The league can transform a pariah brand name into a magnificent monolith. Magic’s partners with the Los Angeles Dodgers are motivated to meet the billion-dollar-plus asking price, and perhaps go even higher. Beyond Sterling’s general ignorance and insanity, Johnson’s desire to purchase the Clippers is partly Sterling’s motivation to keep assailing him. Privately, he believes the endgame for the NBA will be to make him sell to Magic, that the fix is in.

If Sterling’s mayhem is pounding Magic Johnson and Doc Rivers hardest in the short-term, make no mistake: They could be the biggest beneficiaries in the long run. Rivers made a terrific decision to sign only a three-year deal to coach and run the Clippers’ basketball operations, because whoever buys the franchise will desperately want to sign him to a long-term extension – which could be sweetened with a Pat Riley-esque ownership stake.

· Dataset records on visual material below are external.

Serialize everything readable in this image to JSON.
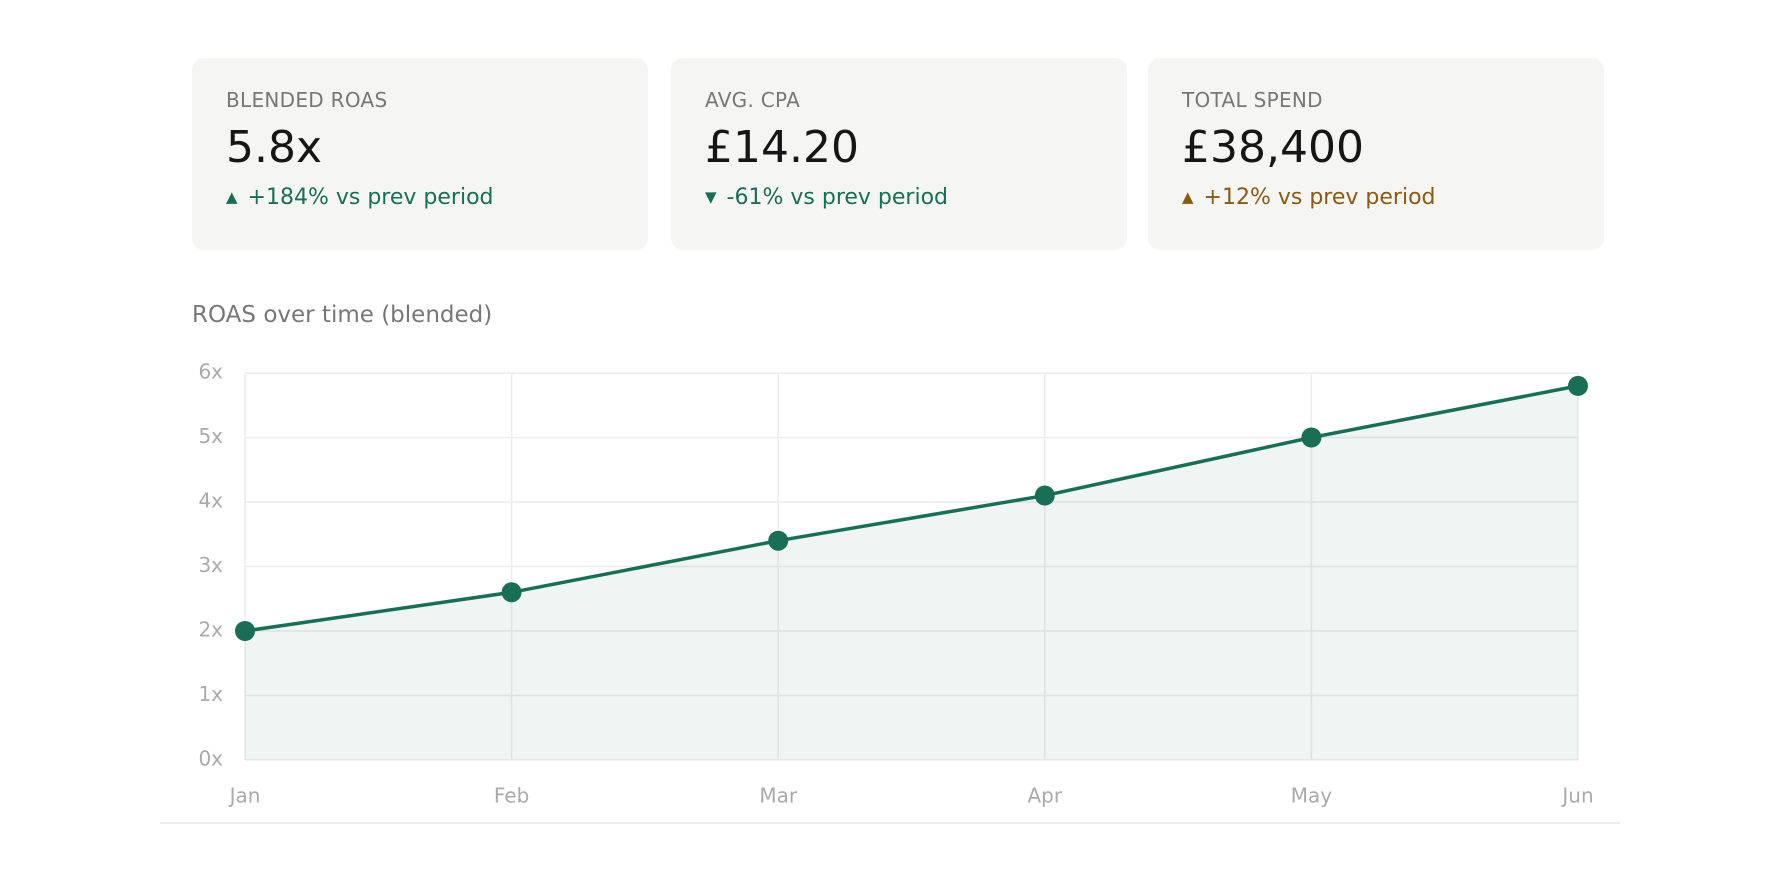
{
  "kpis": [
    {
      "label": "BLENDED ROAS",
      "value": "5.8x",
      "delta": "+184% vs prev period",
      "direction": "up",
      "color": "#1a6e55"
    },
    {
      "label": "AVG. CPA",
      "value": "£14.20",
      "delta": "-61% vs prev period",
      "direction": "down",
      "color": "#1a6e55"
    },
    {
      "label": "TOTAL SPEND",
      "value": "£38,400",
      "delta": "+12% vs prev period",
      "direction": "up",
      "color": "#8a5a13"
    }
  ],
  "chart_data": {
    "type": "line",
    "title": "ROAS over time (blended)",
    "categories": [
      "Jan",
      "Feb",
      "Mar",
      "Apr",
      "May",
      "Jun"
    ],
    "series": [
      {
        "name": "Blended ROAS",
        "color": "#1a6e55",
        "values": [
          2.0,
          2.6,
          3.4,
          4.1,
          5.0,
          5.8
        ]
      }
    ],
    "ylim": [
      0,
      6
    ],
    "yticks": [
      {
        "value": 0,
        "label": "0x"
      },
      {
        "value": 1,
        "label": "1x"
      },
      {
        "value": 2,
        "label": "2x"
      },
      {
        "value": 3,
        "label": "3x"
      },
      {
        "value": 4,
        "label": "4x"
      },
      {
        "value": 5,
        "label": "5x"
      },
      {
        "value": 6,
        "label": "6x"
      }
    ],
    "grid": true,
    "area": true
  }
}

Eventually, the NBA will get out from under the Sterling mess, but the process promises to be painful – and after all those years of inaction on Sterling, the NBA deserves it. He’s determined to inflict the most humiliation possible on his way out, and this had never been truer than on Monday night.

Here was LeBron chasing 50 in New York, chatting it up with Jay Z and Beyonce courtside, and old man Sterling still made himself the biggest show in the sport. Adam Silver left his seat, digested the CNN transcript and had no choice but to upstage LeBron with a statement on Sterling.

This was the bubblegum card trade the commissioner never wanted to make, but the time has come for the league to pay for its past sins and own the truth it’s always known. Donald Sterling is determined to be the face of the NBA until the league pries the Los Angeles Clippers out of his cold, dead hands. Until then, there’s no stopping him.